De l'intelligence logistique à l'hébergement flottant

Autant de défis incarnés par plusieurs entreprises venues témoigner de leurs innovations au sein des écosystèmes des ports de l'axe Seine. Ainsi, le groupe coopératif Senalia, spécialisé dans la logistique des céréales - il charge entre 3 et 5 millions de tonnes de céréales par an à Rouen - est à l'affût permanent de solutions innovantes en matière d'économies d'énergies. Pour Antoine Harmel, son directeur général adjoint, ce sont notamment « la démarche et l'intelligence collective qui permettent plus d'économies d'énergie et plus d'efficacité », à l'instar de l'échange de données issues des analyses de blé. Le groupe, qui a décidé de transférer d'ici à 2021 son siège social de Troyes à Rouen, prévoit d'y installer un incubateur de jeunes entreprises orientées vers la logistique.

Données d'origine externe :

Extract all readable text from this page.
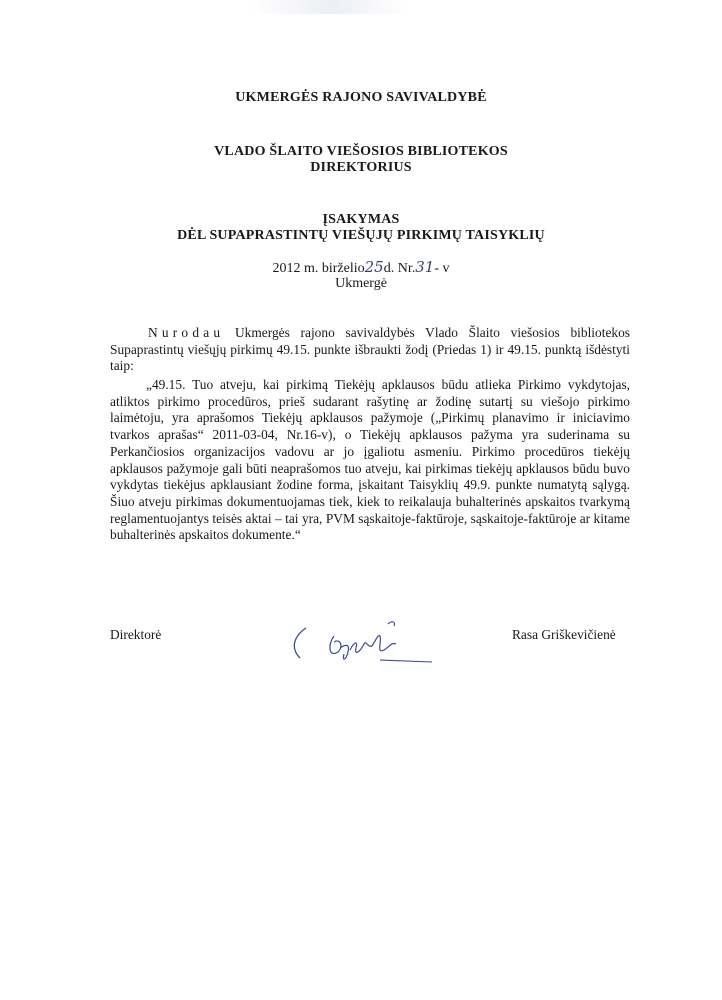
UKMERGĖS RAJONO SAVIVALDYBĖ
VLADO ŠLAITO VIEŠOSIOS BIBLIOTEKOS
DIREKTORIUS
ĮSAKYMAS
DĖL SUPAPRASTINTŲ VIEŠŲJŲ PIRKIMŲ TAISYKLIŲ
2012 m. birželio25d. Nr.31- v
Ukmergė
Nurodau Ukmergės rajono savivaldybės Vlado Šlaito viešosios bibliotekos Supaprastintų viešųjų pirkimų 49.15. punkte išbraukti žodį (Priedas 1) ir 49.15. punktą išdėstyti taip:
„49.15. Tuo atveju, kai pirkimą Tiekėjų apklausos būdu atlieka Pirkimo vykdytojas, atliktos pirkimo procedūros, prieš sudarant rašytinę ar žodinę sutartį su viešojo pirkimo laimėtoju, yra aprašomos Tiekėjų apklausos pažymoje („Pirkimų planavimo ir iniciavimo tvarkos aprašas“ 2011-03-04, Nr.16-v), o Tiekėjų apklausos pažyma yra suderinama su Perkančiosios organizacijos vadovu ar jo įgaliotu asmeniu. Pirkimo procedūros tiekėjų apklausos pažymoje gali būti neaprašomos tuo atveju, kai pirkimas tiekėjų apklausos būdu buvo vykdytas tiekėjus apklausiant žodine forma, įskaitant Taisyklių 49.9. punkte numatytą sąlygą. Šiuo atveju pirkimas dokumentuojamas tiek, kiek to reikalauja buhalterinės apskaitos tvarkymą reglamentuojantys teisės aktai – tai yra, PVM sąskaitoje-faktūroje, sąskaitoje-faktūroje ar kitame buhalterinės apskaitos dokumente.“
Direktorė	Rasa Griškevičienė
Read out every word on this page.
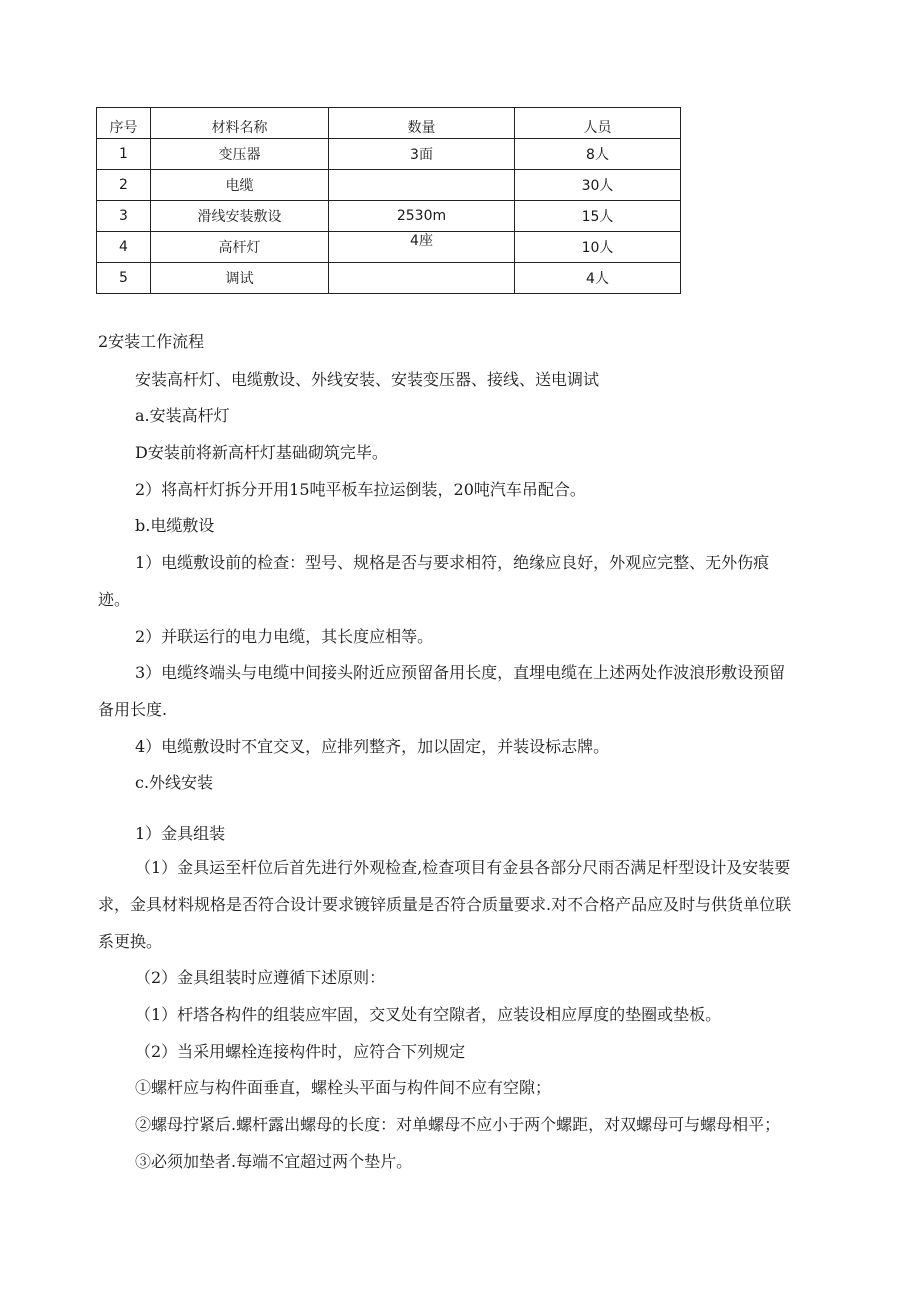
序号	材料名称	数量	人员
1	变压器	3面	8人
2	电缆		30人
3	滑线安装敷设	2530m	15人
4	高杆灯	4座	10人
5	调试		4人
2安装工作流程
安装高杆灯、电缆敷设、外线安装、安装变压器、接线、送电调试
a.安装高杆灯
D安装前将新高杆灯基础砌筑完毕。
2）将高杆灯拆分开用15吨平板车拉运倒装，20吨汽车吊配合。
b.电缆敷设
1）电缆敷设前的检查：型号、规格是否与要求相符，绝缘应良好，外观应完整、无外伤痕
迹。
2）并联运行的电力电缆，其长度应相等。
3）电缆终端头与电缆中间接头附近应预留备用长度，直埋电缆在上述两处作波浪形敷设预留
备用长度.
4）电缆敷设时不宜交叉，应排列整齐，加以固定，并装设标志牌。
c.外线安装
1）金具组装
（1）金具运至杆位后首先进行外观检查,检查项目有金县各部分尺雨否满足杆型设计及安装要
求，金具材料规格是否符合设计要求镀锌质量是否符合质量要求.对不合格产品应及时与供货单位联
系更换。
（2）金具组装时应遵循下述原则：
（1）杆塔各构件的组装应牢固，交叉处有空隙者，应装设相应厚度的垫圈或垫板。
（2）当采用螺栓连接构件时，应符合下列规定
①螺杆应与构件面垂直，螺栓头平面与构件间不应有空隙；
②螺母拧紧后.螺杆露出螺母的长度：对单螺母不应小于两个螺距，对双螺母可与螺母相平；
③必须加垫者.每端不宜超过两个垫片。
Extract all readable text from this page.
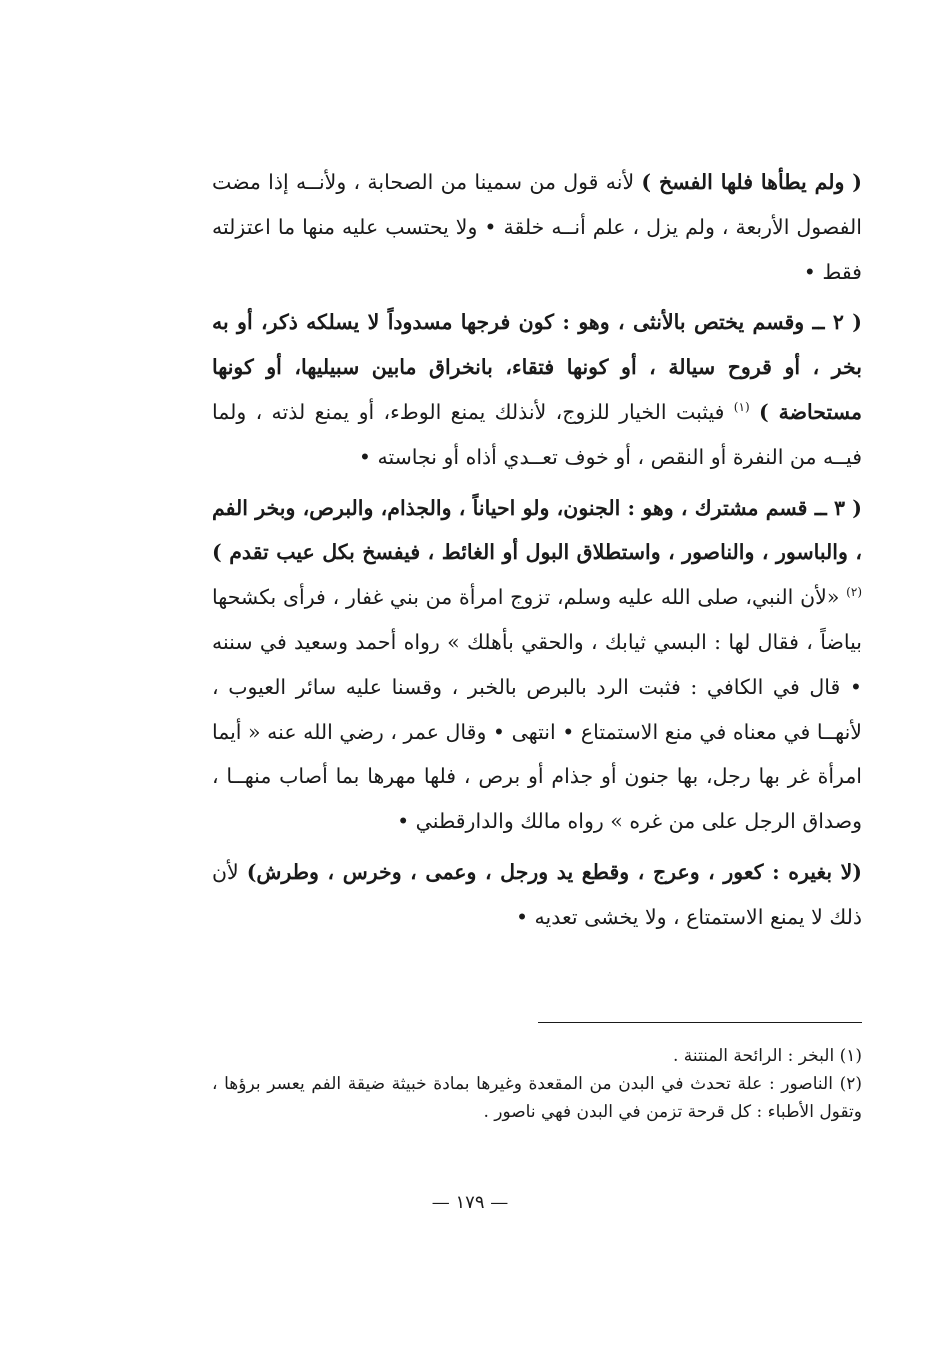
( ولم يطأها فلها الفسخ ) لأنه قول من سمينا من الصحابة ، ولأنــه إذا مضت الفصول الأربعة ، ولم يزل ، علم أنــه خلقة • ولا يحتسب عليه منها ما اعتزلته فقط •

( ٢ ــ وقسم يختص بالأنثى ، وهو : كون فرجها مسدوداً لا يسلكه ذكر، أو به بخر ، أو قروح سيالة ، أو كونها فتقاء، بانخراق مابين سبيليها، أو كونها مستحاضة ) $^{(١)}$ فيثبت الخيار للزوج، لأنذلك يمنع الوطء، أو يمنع لذته ، ولما فيــه من النفرة أو النقص ، أو خوف تعــدي أذاه أو نجاسته •

( ٣ ــ قسم مشترك ، وهو : الجنون، ولو احياناً ، والجذام، والبرص، وبخر الفم ، والباسور ، والناصور ، واستطلاق البول أو الغائط ، فيفسخ بكل عيب تقدم ) $^{(٢)}$ «لأن النبي، صلى الله عليه وسلم، تزوج امرأة من بني غفار ، فرأى بكشحها بياضاً ، فقال لها : البسي ثيابك ، والحقي بأهلك » رواه أحمد وسعيد في سننه • قال في الكافي : فثبت الرد بالبرص بالخبر ، وقسنا عليه سائر العيوب ، لأنهــا في معناه في منع الاستمتاع • انتهى • وقال عمر ، رضي الله عنه « أيما امرأة غر بها رجل، بها جنون أو جذام أو برص ، فلها مهرها بما أصاب منهــا ، وصداق الرجل على من غره » رواه مالك والدارقطني •

(لا بغيره : كعور ، وعرج ، وقطع يد ورجل ، وعمى ، وخرس ، وطرش) لأن ذلك لا يمنع الاستمتاع ، ولا يخشى تعديه •

(١) البخر : الرائحة المنتنة .

(٢) الناصور : علة تحدث في البدن من المقعدة وغيرها بمادة خبيثة ضيقة الفم يعسر برؤها ، وتقول الأطباء : كل قرحة تزمن في البدن فهي ناصور .

— ١٧٩ —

Dans un tout autre domaine - celui du tourisme fluvial et portuaire - l'entreprise Citysurfing, fondée en 2014 par Christophe Gallineau, est à l'origine du premier hôtel flottant parisien : baptisé « OFF Paris Seine » et amarré sur le quai d'Austerlitz, il accueille depuis juin 2016 des touristes dans une cinquantaine de chambres. Autre réalisation novatrice de la jeune société : « Ducasse sur Seine », un bateau-restaurant 100 % électrique qui invite à déguster à son bord la haute cuisine française. De quoi réinventer et redynamiser les liens entre les ports et les villes...

Le géant du logiciel Cisco est quant à lui venu témoigner de son intérêt pour la démarche « smart corridor » des ports de l'axe Seine. Le groupe accompagne en effet nombre de ports, dont celui de Hambourg ou de Rotterdam, en leur fournissant « une infrastructure réseau qui permet de connecter tout ce qu'ils souhaitent connecter. Nous posons la première brique, la base de la stratégie smart des ports », sur laquelle peut se construire ensuite tout un écosystème, a noté Bruno Bernard, directeur des affaires publiques de Cisco.

Les start-up au service de l'innovation portuaire

Réunies autour d'une session de « pitchs », plusieurs start-up ont présenté leurs produits et solutions innovantes au service des ports de l'axe Seine. Proxipi, une jeune pousse rouennaise née en 2013, a inventé un système qui vise à prévenir les collisions entre engins et piétons, fondé sur la détection par champ magnétique codé. Elle a obtenu le soutien de HAROPA pour transposer son système, conçu pour des petits engins, dans le secteur portuaire où les machines de manutention sont plus imposantes. Lauréate de la 3ème édition du hackathon Smart Port City organisé par Haropa les 16 et 17 novembre à Gennevilliers, la jeune entreprise CrossRoads a de son côté été primée pour son chatbot qui cherche à simplifier la mise en relation entre entreprises qui recrutent sur le port et les demandeurs d'emploi. Pour sa part, l'entreprise Sinay, basée en Normandie, forte de 50 collaborateurs, surfe sur le Big Data maritime : elle propose une base de données maritime mondiale, l'analyse d'impacts et de risques, tout comme une interface pour évaluer les indicateurs de performance industriels.

Autant de projets ou d'actions déjà menées qui font de la démarche « smart corridor » des ports HAROPA, appelés à prochainement fusionner pour peser dans la compétition mondiale, d'ores et déjà une réalité.